Cientistas portugueses descobriram num estudo que pessoas com diabetes de tipo 2 são mais propensas a desenvolverem a doença de Parkinson devido ao aumento da glicação no cérebro, que agrava, antecipa ou até induz sintomas típicos desta doença degenerativa.

A investigação, publicada esta segunda-feira na revista npj Parkinson's Disease, do grupo da Nature, foi realizada por cientistas da Faculdade de Ciências Médicas da Universidade Nova de Lisboa, em colaboração com o Instituto de Medicina Molecular, o Instituto de Tecnologia Química e Biológica (​ITQB) e a Universidade de Goettingen (Alemanha), e pretendeu avaliar a relação entre a diabetes de tipo 2 e a Parkinson, uma doença muito debilitante, caracterizada por várias alterações motoras, como os tremores, e não motoras.

No estudo, iniciado há quatro anos, os investigadores procuraram explorar a relação entre uma consequência da diabetes de tipo 2, a glicação (reacção entre açucares e proteínas), e a doença de Parkinson, disse à agência Lusa o coordenador da investigação, Hugo Vicente Miranda.

O investigador da Universidade Nova de Lisboa explicou que, embora cerca de 10% dos casos sejam de origem genética, a causa da doença não é clara, sendo por isso “muito relevante estudar factores não genéticos que possam aumentar o risco de Parkinson”.

A diabetes de tipo 2 é um destes factores de risco, disse, exemplificando que pessoas jovens que desenvolvem esta doença têm um risco aumentado em quase 400% de desenvolver Parkinson. “Embora a genética explique muito poucos casos, uma das pistas que nos deu incide sobre a proteína alfa-sinucleína, que é expressa no cérebro, e que na doença se torna tóxica e leva à morte de neurónios que produzem a dopamina no cérebro”, o que justifica vários dos problemas motores característicos de Parkinson, uma vez que a dopamina é um neurotransmissor muito importante para o controlo motor.

Para o estudo, foi explorado um modelo de ratinho que expressa a alfa-sinucleína humana no cérebro, tendo-lhes sido administrado directamente no cérebro um açúcar com elevado poder glicante (metilglioxal).

O que verificaram foi que os ratinhos desenvolvem alterações comportamentais típicas de Parkinson como “um agravamento bastante notório” da sua capacidade motora.

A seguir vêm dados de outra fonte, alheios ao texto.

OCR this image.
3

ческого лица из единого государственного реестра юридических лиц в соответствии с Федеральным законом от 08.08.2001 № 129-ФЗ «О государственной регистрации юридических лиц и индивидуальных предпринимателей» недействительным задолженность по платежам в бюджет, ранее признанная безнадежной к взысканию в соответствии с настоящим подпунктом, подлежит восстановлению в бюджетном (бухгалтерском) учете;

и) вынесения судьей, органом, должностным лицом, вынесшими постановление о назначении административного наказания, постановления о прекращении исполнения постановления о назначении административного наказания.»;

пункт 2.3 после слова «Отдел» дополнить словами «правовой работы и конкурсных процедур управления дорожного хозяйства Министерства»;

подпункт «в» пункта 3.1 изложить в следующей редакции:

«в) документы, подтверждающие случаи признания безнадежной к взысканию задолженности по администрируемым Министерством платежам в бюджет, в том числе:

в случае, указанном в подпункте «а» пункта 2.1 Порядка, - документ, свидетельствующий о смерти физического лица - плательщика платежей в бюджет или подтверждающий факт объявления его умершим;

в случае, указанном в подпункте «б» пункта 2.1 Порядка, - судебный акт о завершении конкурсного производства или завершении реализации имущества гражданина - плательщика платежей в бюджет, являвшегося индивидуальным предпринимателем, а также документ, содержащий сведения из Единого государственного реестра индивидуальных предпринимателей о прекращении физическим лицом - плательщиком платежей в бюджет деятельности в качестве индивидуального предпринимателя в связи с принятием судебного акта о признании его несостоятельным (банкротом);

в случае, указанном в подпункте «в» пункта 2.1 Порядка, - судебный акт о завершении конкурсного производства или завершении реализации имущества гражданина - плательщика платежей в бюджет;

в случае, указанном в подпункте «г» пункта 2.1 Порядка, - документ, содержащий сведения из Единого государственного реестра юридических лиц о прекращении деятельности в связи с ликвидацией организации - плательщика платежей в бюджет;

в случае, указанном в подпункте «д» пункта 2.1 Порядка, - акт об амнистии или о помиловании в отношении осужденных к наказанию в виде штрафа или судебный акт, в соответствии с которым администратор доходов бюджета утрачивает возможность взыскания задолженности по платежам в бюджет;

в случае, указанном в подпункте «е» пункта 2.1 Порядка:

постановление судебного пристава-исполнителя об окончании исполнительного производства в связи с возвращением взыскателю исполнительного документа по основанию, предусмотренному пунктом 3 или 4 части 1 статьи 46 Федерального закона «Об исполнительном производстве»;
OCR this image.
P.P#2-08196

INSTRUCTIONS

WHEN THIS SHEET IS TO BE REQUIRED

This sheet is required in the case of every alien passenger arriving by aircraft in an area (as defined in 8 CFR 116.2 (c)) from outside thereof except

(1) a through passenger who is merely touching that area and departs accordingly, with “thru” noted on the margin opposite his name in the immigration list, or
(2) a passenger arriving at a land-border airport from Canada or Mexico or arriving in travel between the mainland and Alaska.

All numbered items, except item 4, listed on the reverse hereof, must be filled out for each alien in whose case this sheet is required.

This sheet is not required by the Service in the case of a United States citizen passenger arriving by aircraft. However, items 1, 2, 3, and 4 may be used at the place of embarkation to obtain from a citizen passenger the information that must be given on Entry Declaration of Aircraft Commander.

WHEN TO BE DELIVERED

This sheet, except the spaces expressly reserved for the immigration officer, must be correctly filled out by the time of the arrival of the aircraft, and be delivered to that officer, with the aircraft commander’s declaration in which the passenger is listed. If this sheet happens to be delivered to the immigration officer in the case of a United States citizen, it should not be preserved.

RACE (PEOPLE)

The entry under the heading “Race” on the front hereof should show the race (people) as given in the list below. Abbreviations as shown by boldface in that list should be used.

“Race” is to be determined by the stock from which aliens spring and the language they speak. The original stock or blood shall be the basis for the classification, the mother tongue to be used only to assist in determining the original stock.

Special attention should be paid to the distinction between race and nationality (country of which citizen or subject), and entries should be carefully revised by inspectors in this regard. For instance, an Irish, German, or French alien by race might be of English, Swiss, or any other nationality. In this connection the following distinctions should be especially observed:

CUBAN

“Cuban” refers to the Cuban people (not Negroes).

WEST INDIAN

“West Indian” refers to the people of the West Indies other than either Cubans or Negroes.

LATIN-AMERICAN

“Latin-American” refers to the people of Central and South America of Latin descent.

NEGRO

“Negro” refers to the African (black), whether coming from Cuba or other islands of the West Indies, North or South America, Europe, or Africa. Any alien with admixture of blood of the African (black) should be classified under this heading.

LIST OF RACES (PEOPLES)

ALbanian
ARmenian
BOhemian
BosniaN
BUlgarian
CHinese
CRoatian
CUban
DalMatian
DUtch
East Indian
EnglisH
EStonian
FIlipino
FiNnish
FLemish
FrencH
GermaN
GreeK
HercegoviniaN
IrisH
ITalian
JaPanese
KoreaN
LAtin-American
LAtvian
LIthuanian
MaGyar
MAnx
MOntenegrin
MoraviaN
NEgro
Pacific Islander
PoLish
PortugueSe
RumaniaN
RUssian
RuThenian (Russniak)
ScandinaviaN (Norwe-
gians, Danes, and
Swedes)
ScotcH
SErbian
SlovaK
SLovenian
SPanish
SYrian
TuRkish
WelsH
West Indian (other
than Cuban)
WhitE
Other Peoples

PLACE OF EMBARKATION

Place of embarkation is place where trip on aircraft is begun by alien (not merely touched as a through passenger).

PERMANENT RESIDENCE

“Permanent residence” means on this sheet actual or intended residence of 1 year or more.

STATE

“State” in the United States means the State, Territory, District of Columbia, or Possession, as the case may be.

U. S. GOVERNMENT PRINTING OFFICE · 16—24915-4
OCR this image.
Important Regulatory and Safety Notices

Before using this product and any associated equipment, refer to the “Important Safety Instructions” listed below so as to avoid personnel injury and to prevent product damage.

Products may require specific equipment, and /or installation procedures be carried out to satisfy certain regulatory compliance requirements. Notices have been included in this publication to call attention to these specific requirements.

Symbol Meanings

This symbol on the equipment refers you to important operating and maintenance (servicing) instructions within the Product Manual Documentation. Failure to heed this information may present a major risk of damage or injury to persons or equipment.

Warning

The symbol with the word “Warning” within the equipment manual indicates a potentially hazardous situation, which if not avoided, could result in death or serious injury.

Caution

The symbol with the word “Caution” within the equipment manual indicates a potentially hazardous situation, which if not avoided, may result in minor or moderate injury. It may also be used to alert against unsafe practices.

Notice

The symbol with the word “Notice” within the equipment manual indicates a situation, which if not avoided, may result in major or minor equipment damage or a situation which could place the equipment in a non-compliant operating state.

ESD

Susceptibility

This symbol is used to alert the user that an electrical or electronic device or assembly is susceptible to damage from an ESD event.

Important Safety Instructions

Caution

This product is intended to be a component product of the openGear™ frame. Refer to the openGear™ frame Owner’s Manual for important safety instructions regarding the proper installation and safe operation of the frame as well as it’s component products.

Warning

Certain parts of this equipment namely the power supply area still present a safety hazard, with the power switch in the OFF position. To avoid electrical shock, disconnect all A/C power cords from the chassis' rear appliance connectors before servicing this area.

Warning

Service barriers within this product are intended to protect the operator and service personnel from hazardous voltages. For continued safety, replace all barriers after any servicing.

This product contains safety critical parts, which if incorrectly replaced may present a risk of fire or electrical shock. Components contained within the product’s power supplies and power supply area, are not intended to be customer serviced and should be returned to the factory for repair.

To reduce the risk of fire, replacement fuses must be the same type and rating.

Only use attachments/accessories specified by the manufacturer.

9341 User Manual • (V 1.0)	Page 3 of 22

“O mais interessante é que algumas destas manifestações não costumam ocorrer na idade em que avaliámos estes animais. Por exemplo, estes animais desenvolvem problemas olfactivos (um dos sintomas iniciais da doença de Parkinson que surge dez a 15 anos antes dos problemas motores), obstipação e até alguns problemas cognitivos”, salientou.

Os investigadores quiseram ir mais longe na investigação para compreender o que estava a acontecer, analisando várias áreas do cérebro dos ratinhos. Constataram que a alfa-sinucleína se encontrava mais patológica, e perceberam que ocorre o aumento de uma sinalização neuronal (glutamatérgica) que pode resultar na morte de neurónios.

“O estudo permite concluir que a glicação no cérebro induz alterações que podem estar na origem do desenvolvimento de Parkinson e podem assim explicar porque é que os diabéticos têm maior risco de desenvolver Parkinson”, destacou. Conhecemos quais são os mecanismos e proteínas alteradas pela glicação, o que nos coloca numa situação privilegiada para vir a desenvolver novas estratégias terapêuticas para a doença de Parkinson”, salientou Hugo Vicente Miranda.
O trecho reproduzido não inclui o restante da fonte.